An alliance of leading providers of children’s services, the Scottish Children’s Services Coalition (SCSC), has called for greater resourcing to support children and young people with additional support needs (ASN), such as autism, dyslexia and mental health problems.
The call, which comes as new council administrations are being formed, comes as new figures contained in a parliamentary answer to the Cabinet Secretary for Education and Skills, Shirley-Anne Somerville MSP. This reveals that spending supporting those pupils with ASN has slumped dramatically. It comes against a backdrop of the number of pupils with ASN increasing and the number of specialist teachers supporting them dropping to a new low.
The SCSC is calling on incoming town hall administrations to put the needs of vulnerable children and young people at the very heart of policy and funding commitments.
The figures highlight that average spending per pupil on additional support for learning by councils in Scotland (primary, secondary and special education) has fallen from £4,276 in the 2012/13 financial year to £3,402 in 2020/21 (in cash terms). This amounts to an overall cut in spending of £874 per pupil, representing a 20.4 per cent drop.
There is a wide variation in spending per pupil by individual councils, ranging from £2,210 in the Scottish Borders to £5,901 in the Shetland Islands. This points to a ‘postcode lottery’ in support across councils (see Notes to Editors for figures by council).
This fall is against the backdrop of a 92.2 per cent increase between 2012 and 2020 in the number of pupils identified with ASN, from 118,011 to 226,838 (PDF), amounting to 108,827 individuals. Those with ASN currently represent just under a third of all pupils (32.3 per cent).

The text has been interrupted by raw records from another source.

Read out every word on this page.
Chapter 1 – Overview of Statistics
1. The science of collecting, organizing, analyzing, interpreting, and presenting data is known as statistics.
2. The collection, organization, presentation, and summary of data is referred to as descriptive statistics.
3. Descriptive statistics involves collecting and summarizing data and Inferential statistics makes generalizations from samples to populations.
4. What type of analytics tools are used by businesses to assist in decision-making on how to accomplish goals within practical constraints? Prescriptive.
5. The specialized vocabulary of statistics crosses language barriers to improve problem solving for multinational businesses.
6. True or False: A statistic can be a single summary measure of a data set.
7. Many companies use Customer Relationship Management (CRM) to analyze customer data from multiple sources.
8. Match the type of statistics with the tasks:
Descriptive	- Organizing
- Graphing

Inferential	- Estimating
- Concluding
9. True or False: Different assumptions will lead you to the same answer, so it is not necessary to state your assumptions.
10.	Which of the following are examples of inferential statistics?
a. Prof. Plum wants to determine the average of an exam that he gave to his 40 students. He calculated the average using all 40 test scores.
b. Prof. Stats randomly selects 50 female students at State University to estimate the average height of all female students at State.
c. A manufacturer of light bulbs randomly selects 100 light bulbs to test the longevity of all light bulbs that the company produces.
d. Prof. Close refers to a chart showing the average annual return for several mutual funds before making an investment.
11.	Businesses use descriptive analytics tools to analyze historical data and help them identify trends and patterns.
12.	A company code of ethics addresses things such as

Between 2012 and 2020 the number of full-time equivalent ASN teachers (publicly funded primary, secondary, special and centrally employed) has fallen from 3,389 to an all-time low of 2,860, a decrease of 529 teachers (PDF), representing a cut in numbers of 15.6 per cent.
Against the background of Covid-19 and its disproportionate impact on those with ASN, the SCSC has called for greater resourcing from both the Scottish Government and councils to ensure that those with ASN receive the care and support they need, provided in an equitable manner across Scotland.
A spokesperson for the SCSC commented:
“It is vital that those with ASN get the care and support they need, when they need it, especially as we come out of the current Covid-19 crisis. This is also key if we are to genuinely close the educational attainment gap as we know that those with ASN are disproportionately drawn from poorer neighbourhoods.
“Given this, it is disappointing to note cuts in spending supporting those with ASN and we would urge Scotland’s newly elected councils to put the needs of vulnerable children and young people at the very heart of policy and funding commitments.
“Councils and the Scottish Government must work together to provide an adequately resourced and equitable system of support across Scotland for those children and young people with ASN, representing some of the most vulnerable individuals in our society. “
Table 4 – Additional support for learning spending per pupil (£, cash terms)
|Argyll & Bute||3,833|
|City of Edinburgh||3,093|
|Dumfries & Galloway||3,226|
|Na h-Eileanan Siar||5,757|
|Perth & Kinross||3,023|
|All Local Authorities||3,402|
Note: Local authorities are asked to provide this data in line with guidance to ensure returns are completed on a consistent basis to allow for a reasonable degree of comparability. However, these figures may be affected by variations in local accounting practices and education strategies. It is important to bear this in mind when making comparisons between local authorities and years.